The Paneer Kurchan and the Tandoori Shimla Mirch was delightful arrivals on our plates
And then came the perfect accompaniment - the famed Dal Bukhara - while we know of meats being cooked overnight - working on a humble dal preparation in the same way brings in a whole new dimension to the character of these humble lentils - a melange of black lentils, tomatoes, ginger and garlic, topped with some cream and finished with an indulgent dollop of unsalted butter - this is a dish that you will want to take and retreat into your happy place - content with life.
What pulled us all out of our food stupor was the arrival of the Naan Bukhara - literally a single large family-size (plus a little more maybe) version of the naan. Crisp, yet perfect as an bread accompaniment with the dal - this is not a sight you will forget soon. What also came to the table was the pudina paratha - a paratha with a tangy melange of dried spices on top - pudina, anardana seeds was about as far a chef revealed and the fact that I do not have a photo of it is testimony to how the tummy won the battle of food before photos instead of the usual way around.

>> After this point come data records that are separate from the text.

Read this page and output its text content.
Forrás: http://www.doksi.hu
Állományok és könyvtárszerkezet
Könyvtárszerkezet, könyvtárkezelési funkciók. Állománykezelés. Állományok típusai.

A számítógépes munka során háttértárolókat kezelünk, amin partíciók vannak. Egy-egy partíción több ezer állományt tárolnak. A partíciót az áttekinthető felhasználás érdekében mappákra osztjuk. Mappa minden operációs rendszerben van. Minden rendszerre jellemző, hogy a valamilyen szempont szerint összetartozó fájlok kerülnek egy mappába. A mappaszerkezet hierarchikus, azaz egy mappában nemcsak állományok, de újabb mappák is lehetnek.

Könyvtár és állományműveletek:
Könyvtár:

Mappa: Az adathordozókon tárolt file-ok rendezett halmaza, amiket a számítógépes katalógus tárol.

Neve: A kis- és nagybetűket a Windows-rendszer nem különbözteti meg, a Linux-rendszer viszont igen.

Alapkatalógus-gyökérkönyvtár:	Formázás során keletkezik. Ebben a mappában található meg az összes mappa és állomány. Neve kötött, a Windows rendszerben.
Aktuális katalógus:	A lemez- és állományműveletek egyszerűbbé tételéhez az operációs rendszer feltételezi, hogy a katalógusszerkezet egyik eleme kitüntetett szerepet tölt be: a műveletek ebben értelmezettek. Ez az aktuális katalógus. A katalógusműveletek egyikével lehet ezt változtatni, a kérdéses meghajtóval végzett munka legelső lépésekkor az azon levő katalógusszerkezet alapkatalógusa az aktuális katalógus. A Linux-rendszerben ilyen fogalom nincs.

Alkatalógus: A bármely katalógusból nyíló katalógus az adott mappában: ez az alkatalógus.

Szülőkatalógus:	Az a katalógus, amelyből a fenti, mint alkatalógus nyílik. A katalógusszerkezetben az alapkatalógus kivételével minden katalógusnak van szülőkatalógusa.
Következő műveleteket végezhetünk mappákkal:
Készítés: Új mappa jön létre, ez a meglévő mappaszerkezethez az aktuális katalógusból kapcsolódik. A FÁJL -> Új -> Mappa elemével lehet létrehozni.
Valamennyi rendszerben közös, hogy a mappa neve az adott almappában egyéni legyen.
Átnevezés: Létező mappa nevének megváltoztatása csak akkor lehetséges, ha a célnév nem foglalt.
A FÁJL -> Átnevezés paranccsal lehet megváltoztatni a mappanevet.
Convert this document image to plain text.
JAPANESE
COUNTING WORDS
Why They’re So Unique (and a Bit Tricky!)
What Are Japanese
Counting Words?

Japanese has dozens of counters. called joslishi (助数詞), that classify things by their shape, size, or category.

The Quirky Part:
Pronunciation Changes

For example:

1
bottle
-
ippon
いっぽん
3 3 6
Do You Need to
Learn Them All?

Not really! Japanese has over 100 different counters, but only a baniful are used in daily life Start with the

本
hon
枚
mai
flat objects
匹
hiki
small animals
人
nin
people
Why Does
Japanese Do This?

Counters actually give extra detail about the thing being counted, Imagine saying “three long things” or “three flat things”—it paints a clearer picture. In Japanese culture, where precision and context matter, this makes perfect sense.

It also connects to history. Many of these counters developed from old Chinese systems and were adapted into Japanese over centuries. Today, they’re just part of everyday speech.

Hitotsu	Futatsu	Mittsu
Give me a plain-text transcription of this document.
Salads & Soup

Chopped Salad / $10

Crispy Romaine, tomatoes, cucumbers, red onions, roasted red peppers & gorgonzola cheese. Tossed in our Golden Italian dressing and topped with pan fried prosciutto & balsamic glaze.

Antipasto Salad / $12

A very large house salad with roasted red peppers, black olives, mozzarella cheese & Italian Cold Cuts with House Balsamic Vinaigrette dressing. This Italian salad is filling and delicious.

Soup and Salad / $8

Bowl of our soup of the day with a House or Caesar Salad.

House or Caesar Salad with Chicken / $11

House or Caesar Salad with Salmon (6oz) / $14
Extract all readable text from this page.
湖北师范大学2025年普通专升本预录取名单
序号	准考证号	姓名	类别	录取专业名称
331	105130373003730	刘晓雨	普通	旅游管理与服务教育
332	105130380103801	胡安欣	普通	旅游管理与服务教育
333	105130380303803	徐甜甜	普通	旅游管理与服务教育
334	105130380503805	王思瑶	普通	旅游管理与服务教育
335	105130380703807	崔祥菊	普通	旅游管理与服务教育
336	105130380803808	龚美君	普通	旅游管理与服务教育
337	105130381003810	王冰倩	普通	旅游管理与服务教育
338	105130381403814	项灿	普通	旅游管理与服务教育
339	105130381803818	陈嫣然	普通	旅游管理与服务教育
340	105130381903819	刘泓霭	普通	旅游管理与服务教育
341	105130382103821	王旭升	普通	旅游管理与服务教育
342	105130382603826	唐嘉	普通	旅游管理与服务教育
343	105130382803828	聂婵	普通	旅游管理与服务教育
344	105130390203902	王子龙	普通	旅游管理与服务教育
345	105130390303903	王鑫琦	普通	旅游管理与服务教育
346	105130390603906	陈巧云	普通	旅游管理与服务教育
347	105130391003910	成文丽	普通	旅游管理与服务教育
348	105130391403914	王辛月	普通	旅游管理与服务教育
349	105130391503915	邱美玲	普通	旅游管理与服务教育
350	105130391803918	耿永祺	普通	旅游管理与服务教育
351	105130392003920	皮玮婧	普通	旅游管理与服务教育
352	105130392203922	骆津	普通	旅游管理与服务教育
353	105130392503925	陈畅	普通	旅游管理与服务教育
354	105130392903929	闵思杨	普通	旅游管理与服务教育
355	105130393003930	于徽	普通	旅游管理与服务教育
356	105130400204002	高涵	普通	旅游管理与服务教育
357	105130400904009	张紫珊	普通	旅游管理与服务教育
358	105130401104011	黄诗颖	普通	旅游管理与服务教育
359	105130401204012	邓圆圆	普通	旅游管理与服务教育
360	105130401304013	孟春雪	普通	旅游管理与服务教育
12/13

We ended on a sweet note of phirni and gulab jamun - the phirni had a wonderfully creamy and rich texture, further accentuated by the touch of saffron and silvers of dried fruits. Each set in individual matkas made for perfect servings.
The Phirni and gulab jamun
Through most of our meal Chef JP Singh regaled us with his stories of the kitchen. His knowledge of food stems for his love for perfection in everything he serves - from his choice of meats, to the creations of the marinade, to the pairing with the perfect breads and to the presentation - every little detail is attended to and with love - that's why when you dine at the Royal Afghan you will find the poet in you taking flight - just as my side seems to have done with this post.
Chef JP Singh will be at the ITC Royal Afghan with his showcase till the 25th of January. Make time for a meal here - its about time the poet in your is given a morsel of delicious inspiration.